Data Filtering Changes the Result — A Lot
HRV calculations depend on detecting very precise timing between beats. But real-world data is messy.
Sensors pick up:
• Movement artifacts
• Missed beats
• Extra beats
• Electrical noise
Every platform must decide:
• Which beats to throw out
• How to smooth irregular intervals
• How long a clean segment must be
There is no universal rulebook. Different filtering rules can change HRV values significantly.
So when two devices disagree, it’s often not that one is “wrong.” They simply cleaned the data differently before doing the math.

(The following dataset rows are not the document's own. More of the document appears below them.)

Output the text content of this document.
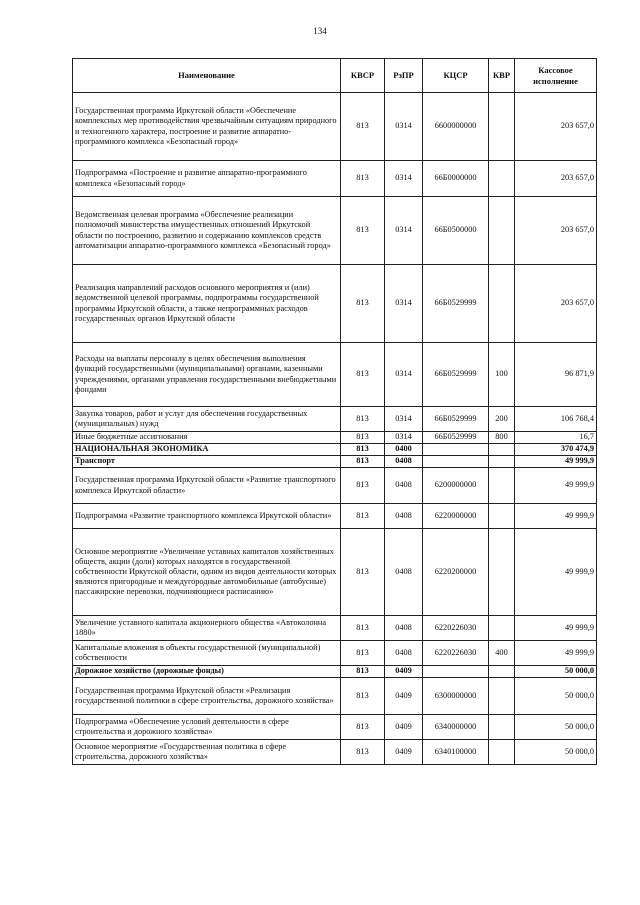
134
Наименование	КВСР	РзПР	КЦСР	КВР	Кассовое исполнение
Государственная программа Иркутской области «Обеспечение комплексных мер противодействия чрезвычайным ситуациям природного и техногенного характера, построение и развитие аппаратно-программного комплекса «Безопасный город»	813	0314	6600000000		203 657,0
Подпрограмма «Построение и развитие аппаратно-программного комплекса «Безопасный город»	813	0314	66Б0000000		203 657,0
Ведомственная целевая программа «Обеспечение реализации полномочий министерства имущественных отношений Иркутской области по построению, развитию и содержанию комплексов средств автоматизации аппаратно-программного комплекса «Безопасный город»	813	0314	66Б0500000		203 657,0
Реализация направлений расходов основного мероприятия и (или) ведомственной целевой программы, подпрограммы государственной программы Иркутской области, а также непрограммных расходов государственных органов Иркутской области	813	0314	66Б0529999		203 657,0
Расходы на выплаты персоналу в целях обеспечения выполнения функций государственными (муниципальными) органами, казенными учреждениями, органами управления государственными внебюджетными фондами	813	0314	66Б0529999	100	96 871,9
Закупка товаров, работ и услуг для обеспечения государственных (муниципальных) нужд	813	0314	66Б0529999	200	106 768,4
Иные бюджетные ассигнования	813	0314	66Б0529999	800	16,7
НАЦИОНАЛЬНАЯ ЭКОНОМИКА	813	0400			370 474,9
Транспорт	813	0408			49 999,9
Государственная программа Иркутской области «Развитие транспортного комплекса Иркутской области»	813	0408	6200000000		49 999,9
Подпрограмма «Развитие транспортного комплекса Иркутской области»	813	0408	6220000000		49 999,9
Основное мероприятие «Увеличение уставных капиталов хозяйственных обществ, акции (доли) которых находятся в государственной собственности Иркутской области, одним из видов деятельности которых являются пригородные и междугородные автомобильные (автобусные) пассажирские перевозки, подчиняющиеся расписанию»	813	0408	6220200000		49 999,9
Увеличение уставного капитала акционерного общества «Автоколонна 1880»	813	0408	6220226030		49 999,9
Капитальные вложения в объекты государственной (муниципальной) собственности	813	0408	6220226030	400	49 999,9
Дорожное хозяйство (дорожные фонды)	813	0409			50 000,0
Государственная программа Иркутской области «Реализация государственной политики в сфере строительства, дорожного хозяйства»	813	0409	6300000000		50 000,0
Подпрограмма «Обеспечение условий деятельности в сфере строительства и дорожного хозяйства»	813	0409	6340000000		50 000,0
Основное мероприятие «Государственная политика в сфере строительства, дорожного хозяйства»	813	0409	6340100000		50 000,0
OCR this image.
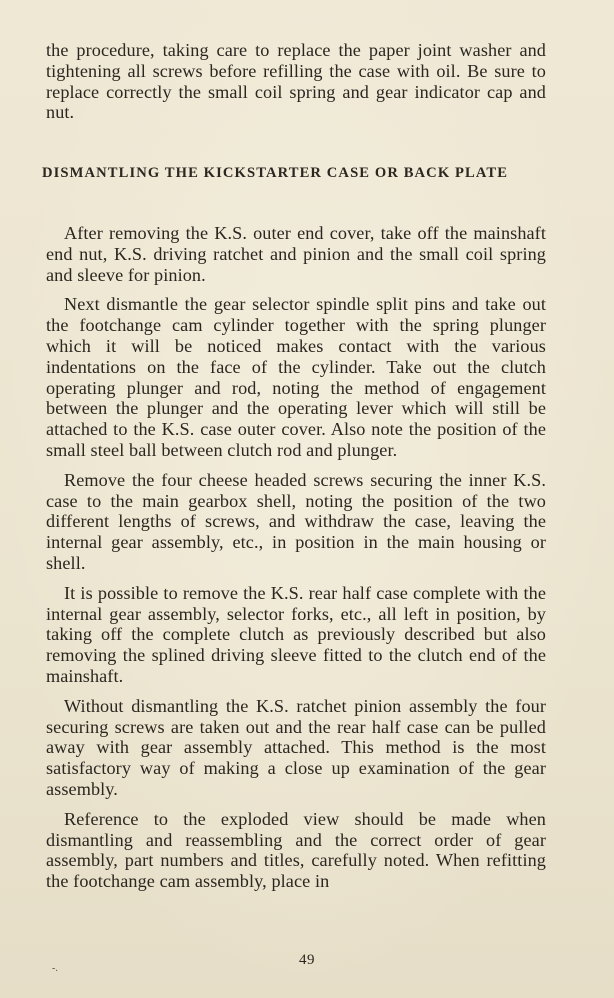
the procedure, taking care to replace the paper joint washer and tightening all screws before refilling the case with oil. Be sure to replace correctly the small coil spring and gear indicator cap and nut.

DISMANTLING THE KICKSTARTER CASE OR BACK PLATE

After removing the K.S. outer end cover, take off the mainshaft end nut, K.S. driving ratchet and pinion and the small coil spring and sleeve for pinion.

Next dismantle the gear selector spindle split pins and take out the footchange cam cylinder together with the spring plunger which it will be noticed makes contact with the various indentations on the face of the cylinder. Take out the clutch operating plunger and rod, noting the method of engagement between the plunger and the operating lever which will still be attached to the K.S. case outer cover. Also note the position of the small steel ball between clutch rod and plunger.

Remove the four cheese headed screws securing the inner K.S. case to the main gearbox shell, noting the position of the two different lengths of screws, and withdraw the case, leaving the internal gear assembly, etc., in position in the main housing or shell.

It is possible to remove the K.S. rear half case complete with the internal gear assembly, selector forks, etc., all left in position, by taking off the complete clutch as previously described but also removing the splined driving sleeve fitted to the clutch end of the mainshaft.

Without dismantling the K.S. ratchet pinion assembly the four securing screws are taken out and the rear half case can be pulled away with gear assembly attached. This method is the most satisfactory way of making a close up examination of the gear assembly.

Reference to the exploded view should be made when dismantling and reassembling and the correct order of gear assembly, part numbers and titles, carefully noted. When refitting the footchange cam assembly, place in

-.
49
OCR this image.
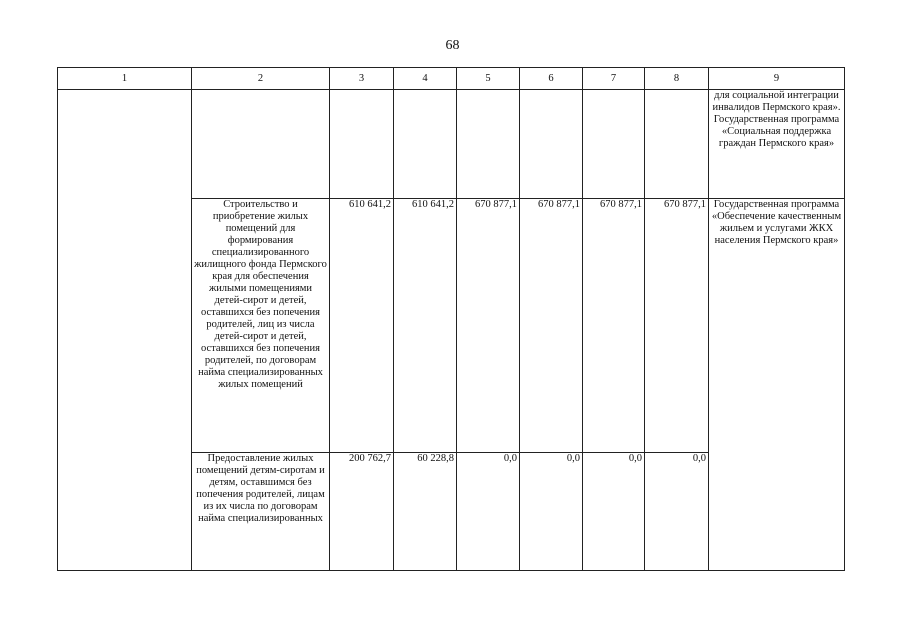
68
1	2	3	4	5	6	7	8	9
								для социальной интеграции инвалидов Пермского края». Государственная программа «Социальная поддержка граждан Пермского края»
	Строительство и приобретение жилых помещений для формирования специализированного жилищного фонда Пермского края для обеспечения жилыми помещениями детей-сирот и детей, оставшихся без попечения родителей, лиц из числа детей-сирот и детей, оставшихся без попечения родителей, по договорам найма специализированных жилых помещений	610 641,2	610 641,2	670 877,1	670 877,1	670 877,1	670 877,1	Государственная программа «Обеспечение качественным жильем и услугами ЖКХ населения Пермского края»
	Предоставление жилых помещений детям-сиротам и детям, оставшимся без попечения родителей, лицам из их числа по договорам найма специализированных	200 762,7	60 228,8	0,0	0,0	0,0	0,0	
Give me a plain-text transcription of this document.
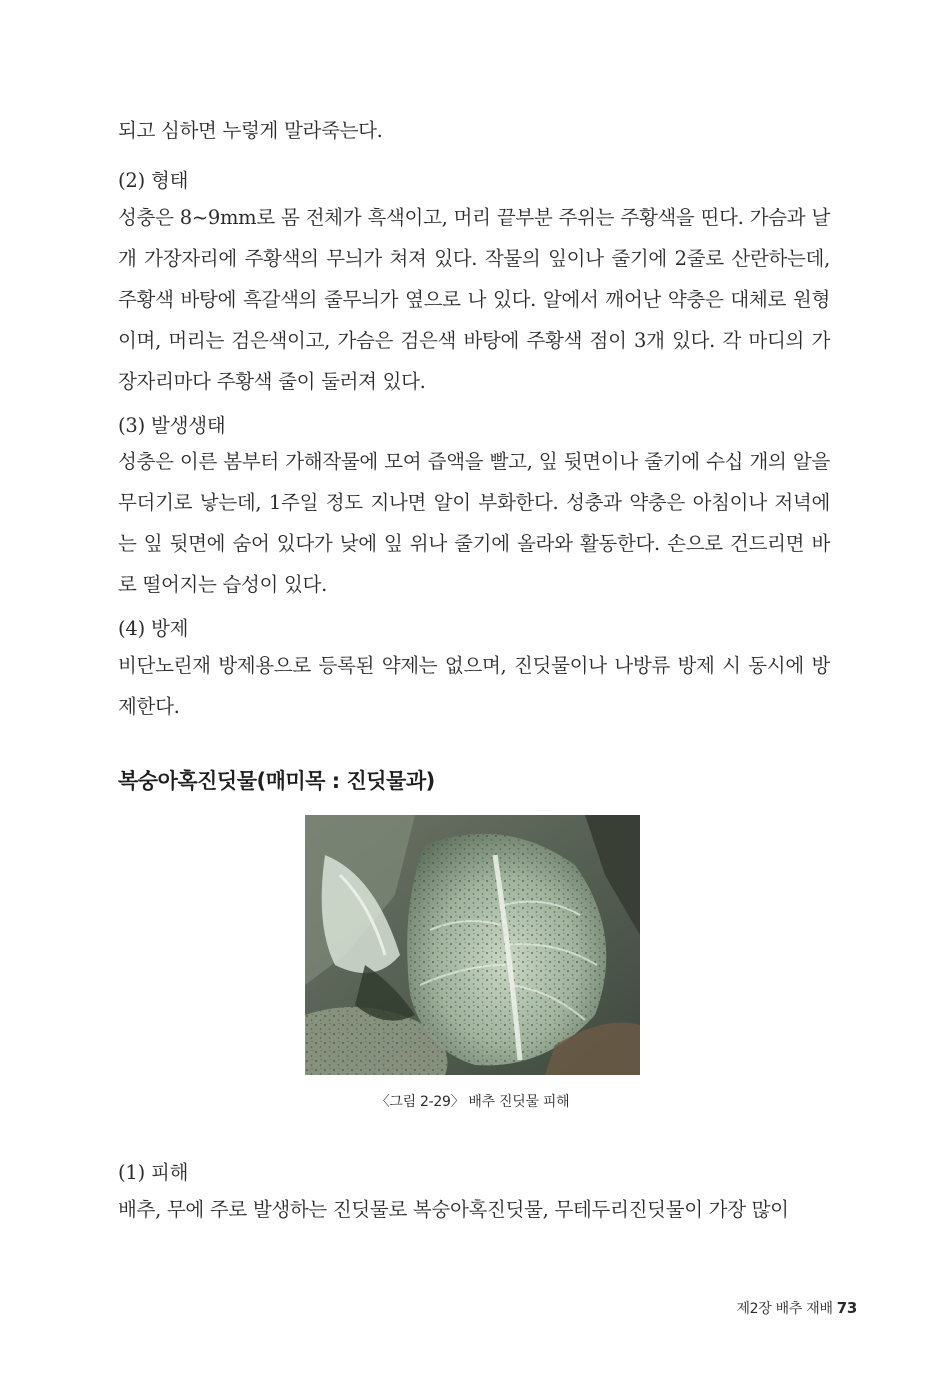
되고 심하면 누렇게 말라죽는다.

(2) 형태

성충은 8~9mm로 몸 전체가 흑색이고, 머리 끝부분 주위는 주황색을 띤다. 가슴과 날개 가장자리에 주황색의 무늬가 쳐져 있다. 작물의 잎이나 줄기에 2줄로 산란하는데, 주황색 바탕에 흑갈색의 줄무늬가 옆으로 나 있다. 알에서 깨어난 약충은 대체로 원형이며, 머리는 검은색이고, 가슴은 검은색 바탕에 주황색 점이 3개 있다. 각 마디의 가장자리마다 주황색 줄이 둘러져 있다.

(3) 발생생태

성충은 이른 봄부터 가해작물에 모여 즙액을 빨고, 잎 뒷면이나 줄기에 수십 개의 알을 무더기로 낳는데, 1주일 정도 지나면 알이 부화한다. 성충과 약충은 아침이나 저녁에는 잎 뒷면에 숨어 있다가 낮에 잎 위나 줄기에 올라와 활동한다. 손으로 건드리면 바로 떨어지는 습성이 있다.

(4) 방제

비단노린재 방제용으로 등록된 약제는 없으며, 진딧물이나 나방류 방제 시 동시에 방제한다.

복숭아혹진딧물(매미목 : 진딧물과)

〈그림 2-29〉 배추 진딧물 피해

(1) 피해

배추, 무에 주로 발생하는 진딧물로 복숭아혹진딧물, 무테두리진딧물이 가장 많이

제2장 배추 재배 73
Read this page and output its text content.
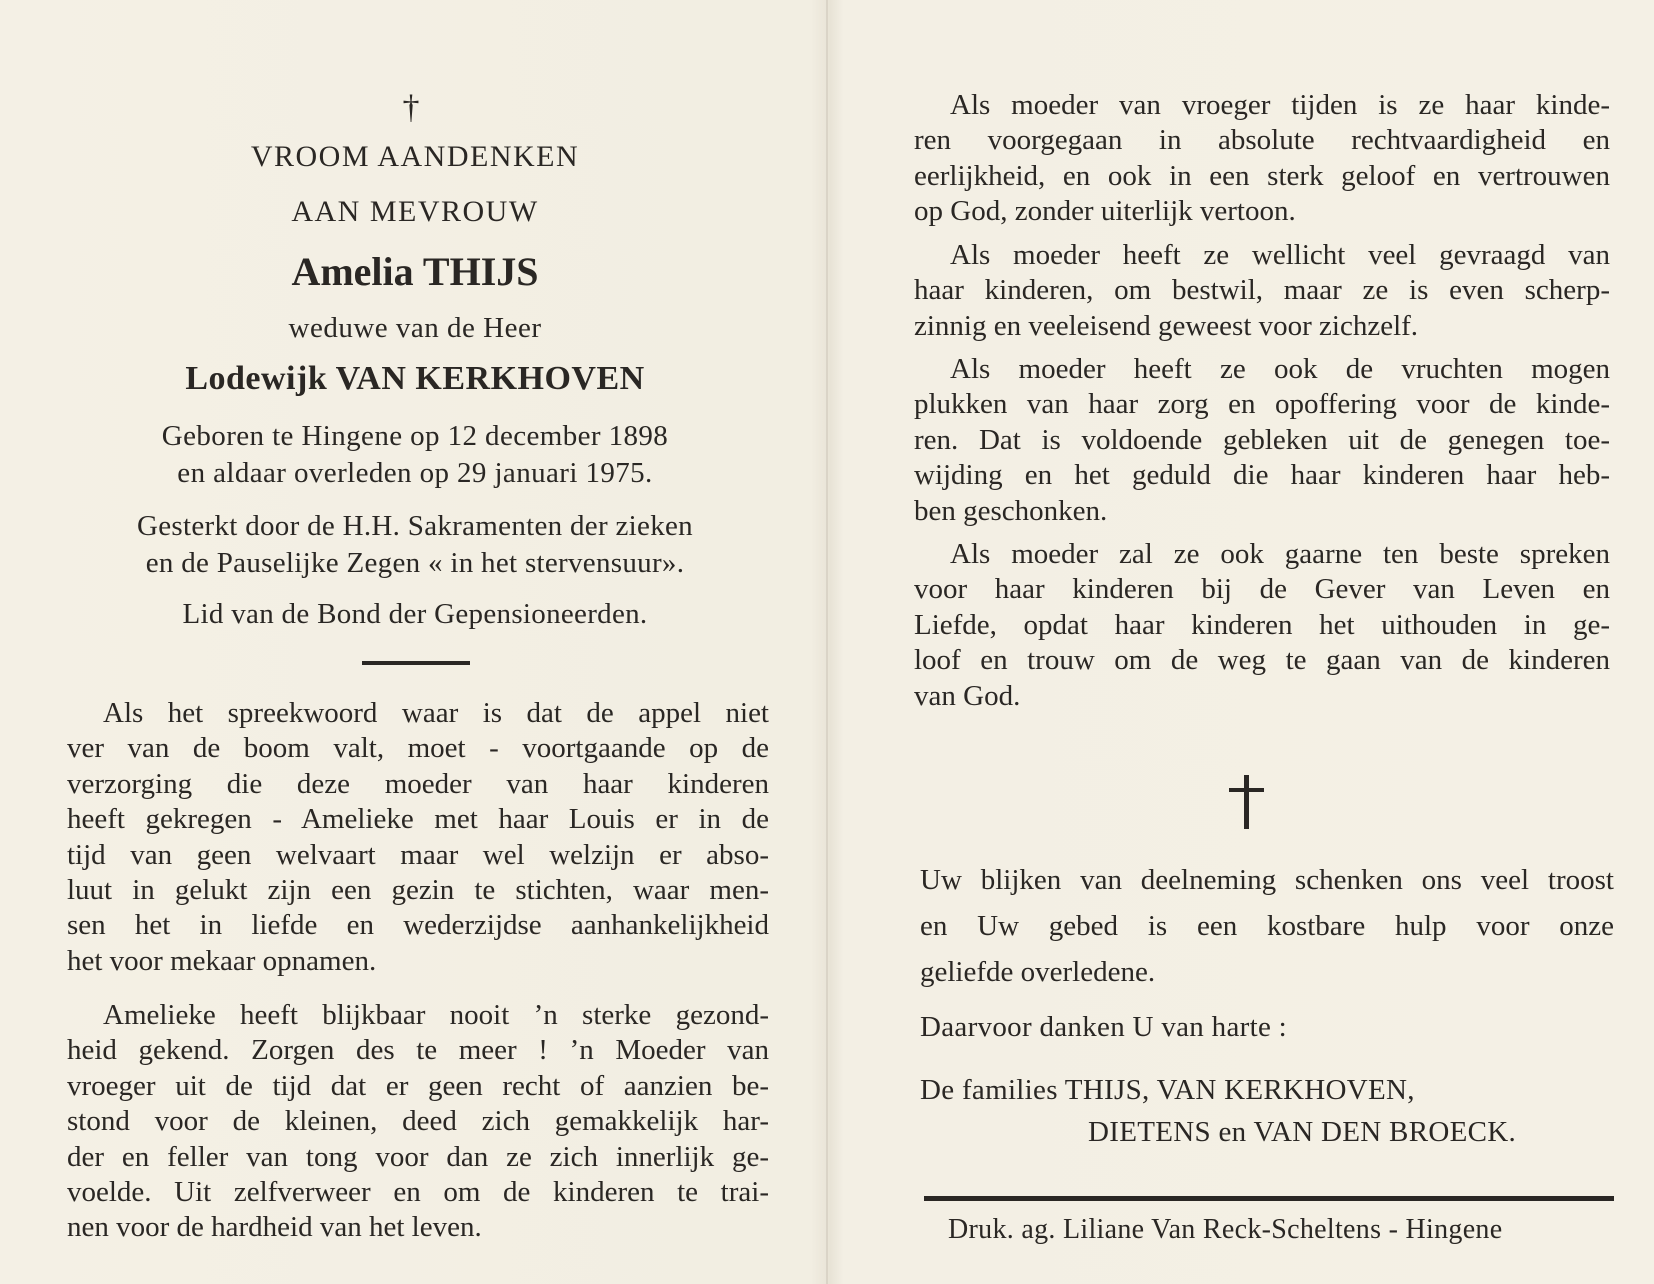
†
VROOM AANDENKEN
AAN MEVROUW
Amelia THIJS
weduwe van de Heer
Lodewijk VAN KERKHOVEN
Geboren te Hingene op 12 december 1898
en aldaar overleden op 29 januari 1975.
Gesterkt door de H.H. Sakramenten der zieken
en de Pauselijke Zegen « in het stervensuur».
Lid van de Bond der Gepensioneerden.
Als het spreekwoord waar is dat de appel niet
ver van de boom valt, moet - voortgaande op de
verzorging die deze moeder van haar kinderen
heeft gekregen - Amelieke met haar Louis er in de
tijd van geen welvaart maar wel welzijn er abso-
luut in gelukt zijn een gezin te stichten, waar men-
sen het in liefde en wederzijdse aanhankelijkheid
het voor mekaar opnamen.
Amelieke heeft blijkbaar nooit ’n sterke gezond-
heid gekend. Zorgen des te meer ! ’n Moeder van
vroeger uit de tijd dat er geen recht of aanzien be-
stond voor de kleinen, deed zich gemakkelijk har-
der en feller van tong voor dan ze zich innerlijk ge-
voelde. Uit zelfverweer en om de kinderen te trai-
nen voor de hardheid van het leven.
Als moeder van vroeger tijden is ze haar kinde-
ren voorgegaan in absolute rechtvaardigheid en
eerlijkheid, en ook in een sterk geloof en vertrouwen
op God, zonder uiterlijk vertoon.
Als moeder heeft ze wellicht veel gevraagd van
haar kinderen, om bestwil, maar ze is even scherp-
zinnig en veeleisend geweest voor zichzelf.
Als moeder heeft ze ook de vruchten mogen
plukken van haar zorg en opoffering voor de kinde-
ren. Dat is voldoende gebleken uit de genegen toe-
wijding en het geduld die haar kinderen haar heb-
ben geschonken.
Als moeder zal ze ook gaarne ten beste spreken
voor haar kinderen bij de Gever van Leven en
Liefde, opdat haar kinderen het uithouden in ge-
loof en trouw om de weg te gaan van de kinderen
van God.
Uw blijken van deelneming schenken ons veel troost
en Uw gebed is een kostbare hulp voor onze
geliefde overledene.
Daarvoor danken U van harte :
De families THIJS, VAN KERKHOVEN,
DIETENS en VAN DEN BROECK.
Druk. ag. Liliane Van Reck-Scheltens - Hingene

Measurement Timing Changes What HRV Represents
HRV isn’t just about math — it’s also about when you measure it.
Overnight HRV:
• Captures the nervous system during sleep
• Reflects how well the body shifted into parasympathetic dominance
• May smooth out stress signals because sleep suppresses daytime activation
Morning HRV (measured when awake):
• Captures your nervous system in a conscious state
• Reflects mental stress, anticipation, and life load
• Often detects strain that didn’t show strongly overnight
So an overnight reading and a morning reading are not measuring the same physiological context. They answer different questions.
This is one reason overnight numbers can look “fine” even when you wake up feeling strained — and why morning spot checks often align better with how the day feels.
Sensor Type Also Matters
Chest straps measure the heart’s electrical signal directly. Optical sensors estimate pulse waves from blood flow.
Small timing errors in beat detection dramatically affect HRV calculations. Optical systems are more prone to slight delays and smoothing, which can reduce the accuracy of variability measurements.
So even before math and filtering, the input signal can differ between devices.
HRV Is Relative, Not Absolute
Because of differences in:
• Calculation method
• Filtering algorithms
• Normalization scales
• Timing of measurement
• Sensor technology
HRV from Platform A cannot be directly compared to Platform B.
The value of HRV lies in how it changes relative to your own baseline within the same system — not in the raw number itself.
The Big Takeaway
HRV is an extremely valuable metric but is not a standardized metric like heart rate or pace. It’s a set of statistical calculations layered on top of filtered heartbeat data, measured under different conditions and displayed on different scales.
That’s why numbers vary across devices — and why comparisons between platforms are misleading.
HRV works best as a trend tool within a single system, showing how your nervous system is changing over time, not how your number compares to someone else’s or another app’s.